Também aos nossos familiares, em especial aos nossos filhos que, com demonstrações de amor e carinho, depositam em nós confiança e consolidam seu apoio, sem os quais o desenvolvimento deste livro não teria sido possível.
AGRADECIMENTOS
Às Agências de fomento: Conselho Nacional de Desenvolvimento Científico e Tecnológico (CNPq), Coordenação de Aperfeiçoamento de Pessoal de Nível Superior (Capes), Fundação Carlos Chagas Filho de Amparo à Pesquisa do Estado do Rio de Janeiro (Faperj), Financiadora de Estudos e Projetos do Ministério da Ciência e Tecnologia (Finep/MCT) que, direta ou indiretamente, forneceram apoio financeiro de várias formas em diferentes etapas dos estudos e desenvolvimento do Sapea-Água.
Agradecemos, também, aos colegas, professores e funcionários do Programa de Pós-Graduação em Meio Ambiente (PPG-MA) da Universidade do Estado do Rio de Janeiro (Uerj) pelo incentivo, apoio e troca de ideias, em vários momentos, que contribuíram, sobremaneira, para o aperfeiçoamento do Sapea-Água.
Aos colegas que, gentilmente, apreciaram a primeira versão do Sapea-Água e, por meio de suas valiosas experiências, puderam criticar e fazer sugestões para que o sistema pudesse ser aprimorado, antes mesmo de sua publicação.

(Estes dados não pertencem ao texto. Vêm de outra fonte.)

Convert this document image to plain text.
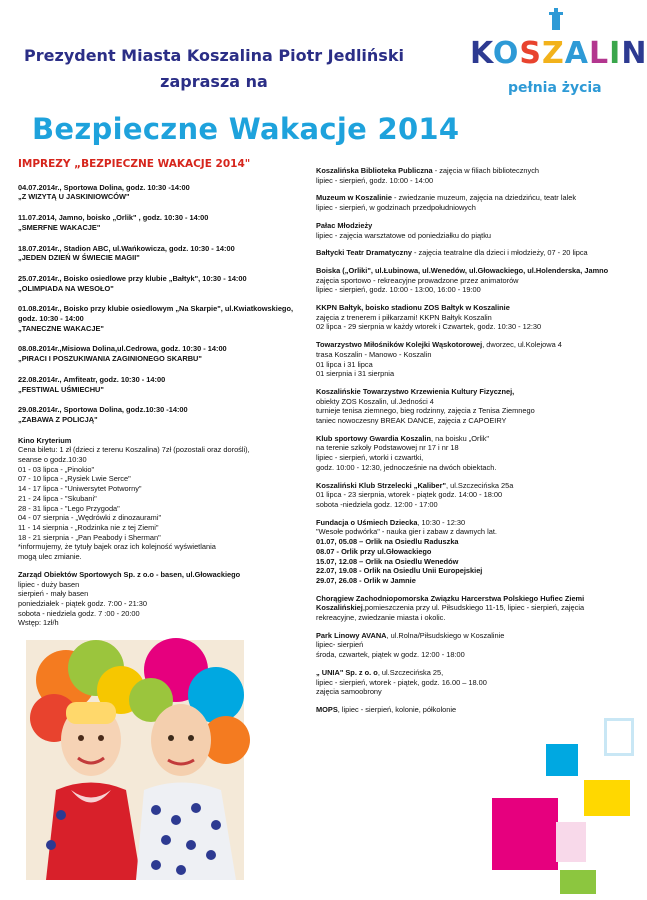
Prezydent Miasta Koszalina Piotr Jedliński
zaprasza na
KOSZALIN
pełnia życia
Bezpieczne Wakacje 2014
IMPREZY „BEZPIECZNE WAKACJE 2014"
04.07.2014r., Sportowa Dolina, godz. 10:30 -14:00
„Z WIZYTĄ U JASKINIOWCÓW"
11.07.2014, Jamno, boisko „Orlik" , godz. 10:30 - 14:00
„SMERFNE WAKACJE"
18.07.2014r., Stadion ABC, ul.Wańkowicza, godz. 10:30 - 14:00
„JEDEN DZIEŃ W ŚWIECIE MAGII"
25.07.2014r., Boisko osiedlowe przy klubie „Bałtyk", 10:30 - 14:00
„OLIMPIADA NA WESOŁO"
01.08.2014r., Boisko przy klubie osiedlowym „Na Skarpie", ul.Kwiatkowskiego, godz. 10:30 - 14:00
„TANECZNE WAKACJE"
08.08.2014r.,Misiowa Dolina,ul.Cedrowa, godz. 10:30 - 14:00
„PIRACI I POSZUKIWANIA ZAGINIONEGO SKARBU"
22.08.2014r., Amfiteatr, godz. 10:30 - 14:00
„FESTIWAL UŚMIECHU"
29.08.2014r., Sportowa Dolina, godz.10:30 -14:00
„ZABAWA Z POLICJĄ"
Kino Kryterium
Cena biletu: 1 zł (dzieci z terenu Koszalina) 7zł (pozostali oraz dorośli),
seanse o godz.10:30
01 - 03 lipca - „Pinokio"
07 - 10 lipca - „Rysiek Lwie Serce"
14 - 17 lipca - "Uniwersytet Potworny"
21 - 24 lipca - "Skubani"
28 - 31 lipca - "Lego Przygoda"
04 - 07 sierpnia - „Wędrówki z dinozaurami"
11 - 14 sierpnia - „Rodzinka nie z tej Ziemi"
18 - 21 sierpnia - „Pan Peabody i Sherman"
*informujemy, że tytuły bajek oraz ich kolejność wyświetlania
mogą ulec zmianie.
Zarząd Obiektów Sportowych Sp. z o.o - basen, ul.Głowackiego
lipiec - duży basen
sierpień - mały basen
poniedziałek - piątek godz. 7:00 - 21:30
sobota - niedziela godz. 7 :00 - 20:00
Wstęp: 1zł/h
Koszalińska Biblioteka Publiczna - zajęcia w filiach bibliotecznych
lipiec - sierpień, godz. 10:00 - 14:00
Muzeum w Koszalinie - zwiedzanie muzeum, zajęcia na dziedzińcu, teatr lalek
lipiec - sierpień, w godzinach przedpołudniowych
Pałac Młodzieży
lipiec - zajęcia warsztatowe od poniedziałku do piątku
Bałtycki Teatr Dramatyczny - zajęcia teatralne dla dzieci i młodzieży, 07 - 20 lipca
Boiska („Orliki", ul.Łubinowa, ul.Wenedów, ul.Głowackiego, ul.Holenderska, Jamno
zajęcia sportowo - rekreacyjne prowadzone przez animatorów
lipiec - sierpień, godz. 10:00 - 13:00, 16:00 - 19:00
KKPN Bałtyk, boisko stadionu ZOS Bałtyk w Koszalinie
zajęcia z trenerem i piłkarzami! KKPN Bałtyk Koszalin
02 lipca - 29 sierpnia w każdy wtorek i Czwartek, godz. 10:30 - 12:30
Towarzystwo Miłośników Kolejki Wąskotorowej, dworzec, ul.Kolejowa 4
trasa Koszalin - Manowo - Koszalin
01 lipca i 31 lipca
01 sierpnia i 31 sierpnia
Koszalińskie Towarzystwo Krzewienia Kultury Fizycznej,
obiekty ZOS Koszalin, ul.Jedności 4
turnieje tenisa ziemnego, bieg rodzinny, zajęcia z Tenisa Ziemnego
taniec nowoczesny BREAK DANCE, zajęcia z CAPOEIRY
Klub sportowy Gwardia Koszalin, na boisku „Orlik"
na terenie szkoły Podstawowej nr 17 i nr 18
lipiec - sierpień, wtorki i czwartki,
godz. 10:00 - 12:30, jednocześnie na dwóch obiektach.
Koszaliński Klub Strzelecki „Kaliber", ul.Szczecińska 25a
01 lipca - 23 sierpnia, wtorek - piątek godz. 14:00 - 18:00
sobota -niedziela godz. 12:00 - 17:00
Fundacja o Uśmiech Dziecka, 10:30 - 12:30
"Wesołe podwórka" - nauka gier i zabaw z dawnych lat.
01.07, 05.08 – Orlik na Osiedlu Raduszka
08.07 - Orlik przy ul.Głowackiego
15.07, 12.08 – Orlik na Osiedlu Wenedów
22.07, 19.08 - Orlik na Osiedlu Unii Europejskiej
29.07, 26.08 - Orlik w Jamnie
Chorągiew Zachodniopomorska Związku Harcerstwa Polskiego Hufiec Ziemi Koszalińskiej,pomieszczenia przy ul. Piłsudskiego 11-15, lipiec - sierpień, zajęcia rekreacyjne, zwiedzanie miasta i okolic.
Park Linowy AVANA, ul.Rolna/Piłsudskiego w Koszalinie
lipiec- sierpień
środa, czwartek, piątek w godz. 12:00 - 18:00
„ UNIA" Sp. z o. o, ul.Szczecińska 25,
lipiec - sierpień, wtorek - piątek, godz. 16.00 – 18.00
zajęcia samoobrony
MOPS, lipiec - sierpień, kolonie, półkolonie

Aos professores que compuseram a Banca de Avaliação da tese de doutorado, na qual este livro se baseia, por apresentarem críticas e sugestões que contribuíram para o aperfeiçoamento da versão final da tese e que foram, muitas vezes, aproveitadas no livro.
Ao Professor Dr. Harry Alberto Bollmann e Nicole Accioly, doutoranda do Programa de Pós-Graduação em Gestão Urbana (PPGTU) da Pontifícia Universidade Católica do Paraná (PUCPR), por suas dedicações nas entrevistas para aplicação do SAPEA-Água no Projeto Carste, buscando em todos os momentos fidelidade ao processo de avaliação. Essa aplicação foi fundamental para a elaboração deste livro, pois permitiu o aperfeiçoamento do sistema, assim como a confirmação da sua aplicabilidade em programas e projetos de educação ambiental no contexto da gestão das águas.
APRESENTAÇÃO
As projeções indicam que o aquecimento global terá desdobramentos no ciclo hidrológico. Presume-se que ocorram impactos nas ofertas hídricas e nas necessidades de consumo, podendo tornar os sistemas atuais de abastecimento público insuficientes e menos eficazes. Sem o correto planejamento estratégico, pode até haver comprometimento desses mananciais por usos emergenciais. As secas, que poderão ser mais críticas, sobretudo com maior duração em muitas regiões do planeta nesses tempos de mudanças climáticas, devem aumentar a pressão sobre reservas subterrâneas estratégicas e os conflitos na governança das águas. No Brasil, em 2015, foi muito grave a crise hídrica que atingiu vários estados brasileiros, principalmente nas Regiões Sudeste e Nordeste, onde está concentrada a maior parte da população do país. Cinco anos depois, em janeiro de 2020, os moradores do Estado do Rio de Janeiro relataram que a água captada pela Estação de Tratamento de Água Guandu e distribuída pela Companhia de Águas e Esgotos do Estado do Rio de Janeiro (Cedae) saía turva das torneiras e filtros, com cheiro e gosto de terra, principalmente nas zonas norte e oeste do Rio de Janeiro.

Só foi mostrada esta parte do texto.